- Directed by: Guy Ritchie
- Written by: Guy Ritchie
- Produced by: Guy Ritchie; Ivan Atkinson; John Friedberg;
- Starring: Benedict Cumberbatch; Rosamund Pike; Cosmo Jarvis; James Norton; Paddy Considine; Anthony Hopkins;
- Cinematography: Ed Wild
- Edited by: James Herbert
- Music by: Christopher Benstead
- Production companies: Black Bear Pictures Toff Guy Films
- Distributed by: Black Bear Pictures
- Release date: February 19, 2027;
- Countries: United States; United Kingdom;
- Language: English

= Wife & Dog =

Wife & Dog is an upcoming action thriller film written and directed by Guy Ritchie.
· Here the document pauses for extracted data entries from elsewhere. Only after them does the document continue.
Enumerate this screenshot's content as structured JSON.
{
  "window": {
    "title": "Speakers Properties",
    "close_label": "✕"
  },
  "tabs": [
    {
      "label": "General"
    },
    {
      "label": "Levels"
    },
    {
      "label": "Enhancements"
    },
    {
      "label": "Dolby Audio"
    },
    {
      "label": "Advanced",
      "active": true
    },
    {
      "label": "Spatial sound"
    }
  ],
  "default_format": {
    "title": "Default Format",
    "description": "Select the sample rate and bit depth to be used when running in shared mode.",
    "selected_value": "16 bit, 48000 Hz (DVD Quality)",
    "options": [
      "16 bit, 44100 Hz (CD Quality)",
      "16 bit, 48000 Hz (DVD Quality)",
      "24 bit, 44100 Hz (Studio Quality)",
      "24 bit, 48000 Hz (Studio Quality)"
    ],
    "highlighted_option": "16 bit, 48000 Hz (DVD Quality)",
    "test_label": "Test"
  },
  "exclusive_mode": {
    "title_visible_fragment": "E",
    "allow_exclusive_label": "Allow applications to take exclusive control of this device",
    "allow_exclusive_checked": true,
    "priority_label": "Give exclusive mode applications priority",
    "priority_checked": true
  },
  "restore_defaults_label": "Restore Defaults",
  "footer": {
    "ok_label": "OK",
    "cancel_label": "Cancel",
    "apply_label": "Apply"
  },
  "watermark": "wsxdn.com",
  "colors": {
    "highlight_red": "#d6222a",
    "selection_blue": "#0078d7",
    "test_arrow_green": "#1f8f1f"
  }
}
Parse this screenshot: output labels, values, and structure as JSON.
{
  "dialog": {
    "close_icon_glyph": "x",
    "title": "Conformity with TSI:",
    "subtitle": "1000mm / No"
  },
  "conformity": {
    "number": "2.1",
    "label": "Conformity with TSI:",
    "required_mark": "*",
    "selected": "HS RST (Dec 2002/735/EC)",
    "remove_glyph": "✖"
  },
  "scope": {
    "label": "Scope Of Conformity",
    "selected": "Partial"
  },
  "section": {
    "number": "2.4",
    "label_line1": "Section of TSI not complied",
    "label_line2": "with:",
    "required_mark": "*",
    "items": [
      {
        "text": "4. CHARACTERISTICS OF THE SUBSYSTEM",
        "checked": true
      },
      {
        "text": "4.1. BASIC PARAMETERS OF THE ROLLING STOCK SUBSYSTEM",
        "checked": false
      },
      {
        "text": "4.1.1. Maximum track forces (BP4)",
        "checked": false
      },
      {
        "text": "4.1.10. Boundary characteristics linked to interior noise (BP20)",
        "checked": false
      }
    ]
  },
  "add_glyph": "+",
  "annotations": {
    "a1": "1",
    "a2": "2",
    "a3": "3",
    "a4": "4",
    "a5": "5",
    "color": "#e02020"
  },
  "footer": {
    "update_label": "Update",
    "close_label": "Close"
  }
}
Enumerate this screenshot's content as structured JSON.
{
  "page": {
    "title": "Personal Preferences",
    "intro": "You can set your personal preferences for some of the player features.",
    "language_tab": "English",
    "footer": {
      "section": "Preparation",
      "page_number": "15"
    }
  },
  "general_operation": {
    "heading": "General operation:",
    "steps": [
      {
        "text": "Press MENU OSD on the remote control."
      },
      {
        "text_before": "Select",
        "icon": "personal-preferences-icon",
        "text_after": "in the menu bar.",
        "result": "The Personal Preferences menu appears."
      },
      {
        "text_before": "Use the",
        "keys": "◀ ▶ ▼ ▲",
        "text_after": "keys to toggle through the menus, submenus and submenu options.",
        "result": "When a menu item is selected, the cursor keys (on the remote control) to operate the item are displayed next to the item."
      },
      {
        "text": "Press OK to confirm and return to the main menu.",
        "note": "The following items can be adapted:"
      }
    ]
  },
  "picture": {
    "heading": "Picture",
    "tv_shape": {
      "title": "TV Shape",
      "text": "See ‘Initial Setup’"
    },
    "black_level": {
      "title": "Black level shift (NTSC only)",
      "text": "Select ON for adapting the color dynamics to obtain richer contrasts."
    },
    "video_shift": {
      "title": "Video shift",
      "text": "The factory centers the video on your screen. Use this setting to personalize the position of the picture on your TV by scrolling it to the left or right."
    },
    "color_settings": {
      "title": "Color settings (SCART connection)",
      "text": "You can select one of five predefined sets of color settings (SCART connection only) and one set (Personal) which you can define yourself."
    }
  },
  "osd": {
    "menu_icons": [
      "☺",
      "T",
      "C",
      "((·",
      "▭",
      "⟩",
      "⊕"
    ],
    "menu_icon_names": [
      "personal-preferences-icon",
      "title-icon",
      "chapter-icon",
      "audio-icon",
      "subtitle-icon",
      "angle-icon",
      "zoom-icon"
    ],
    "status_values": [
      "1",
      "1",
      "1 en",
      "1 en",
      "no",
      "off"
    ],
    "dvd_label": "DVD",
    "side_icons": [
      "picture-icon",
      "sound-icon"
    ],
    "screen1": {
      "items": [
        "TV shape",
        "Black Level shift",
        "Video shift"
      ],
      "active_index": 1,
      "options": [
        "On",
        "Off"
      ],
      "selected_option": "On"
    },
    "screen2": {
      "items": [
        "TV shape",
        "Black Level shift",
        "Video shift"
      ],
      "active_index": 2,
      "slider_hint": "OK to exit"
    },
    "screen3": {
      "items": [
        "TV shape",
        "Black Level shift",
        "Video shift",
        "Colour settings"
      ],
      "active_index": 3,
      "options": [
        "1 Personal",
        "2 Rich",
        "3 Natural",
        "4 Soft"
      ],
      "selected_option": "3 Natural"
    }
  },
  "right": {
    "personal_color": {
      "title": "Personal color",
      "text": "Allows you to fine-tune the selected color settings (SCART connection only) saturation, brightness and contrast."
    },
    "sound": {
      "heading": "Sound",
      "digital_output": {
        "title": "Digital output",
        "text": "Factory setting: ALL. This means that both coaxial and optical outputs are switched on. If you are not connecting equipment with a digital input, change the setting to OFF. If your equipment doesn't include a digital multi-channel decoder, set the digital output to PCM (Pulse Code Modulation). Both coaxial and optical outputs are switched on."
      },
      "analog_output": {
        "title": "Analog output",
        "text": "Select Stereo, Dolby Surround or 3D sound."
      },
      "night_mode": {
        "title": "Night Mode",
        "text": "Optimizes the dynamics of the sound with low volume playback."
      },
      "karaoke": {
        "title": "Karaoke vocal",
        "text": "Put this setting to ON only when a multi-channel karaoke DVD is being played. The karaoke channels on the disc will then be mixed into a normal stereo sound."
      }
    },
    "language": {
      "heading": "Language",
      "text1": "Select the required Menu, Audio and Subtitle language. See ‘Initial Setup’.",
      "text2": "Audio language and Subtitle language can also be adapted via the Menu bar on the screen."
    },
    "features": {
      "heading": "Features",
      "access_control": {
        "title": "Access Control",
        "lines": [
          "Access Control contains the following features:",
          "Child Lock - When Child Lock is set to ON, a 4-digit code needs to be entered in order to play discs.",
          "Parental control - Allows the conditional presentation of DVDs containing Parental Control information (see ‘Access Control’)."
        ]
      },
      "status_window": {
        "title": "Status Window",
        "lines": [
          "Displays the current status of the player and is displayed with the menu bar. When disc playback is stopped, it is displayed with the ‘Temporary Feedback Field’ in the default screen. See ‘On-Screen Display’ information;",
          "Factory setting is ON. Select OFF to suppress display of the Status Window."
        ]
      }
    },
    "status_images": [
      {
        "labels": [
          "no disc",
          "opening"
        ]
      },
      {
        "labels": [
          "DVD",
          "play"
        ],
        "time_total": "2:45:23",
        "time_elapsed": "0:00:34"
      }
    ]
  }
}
The film is produced by Black Bear Pictures.

The film is scheduled to be released on February 19, 2027.

== Cast ==
- Benedict Cumberbatch
- Rosamund Pike
- Anthony Hopkins
- Cosmo Jarvis
- James Norton
- Paddy Considine
- Pip Torrens

== Production ==
Wife and Dog was written by Guy Ritchie, and going into the May 2024 Cannes Film Market, Black Bear was handling sales of the film. Ritchie would also direct and produce the film with Ivan Atkinson and John Friedberg. In November, Benedict Cumberbatch, Rosamund Pike and Anthony Hopkins joined the cast. Cosmo Jarvis, James Norton, Paddy Considine and Pip Torrens would be added to the cast in January 2025.

Principal photography began in February 2025, in the United Kingdom.

== Release ==
Wife & Dog is scheduled to be released on February 19, 2027, by Black Bear Pictures. It was originally scheduled to be released on October 23, 2026.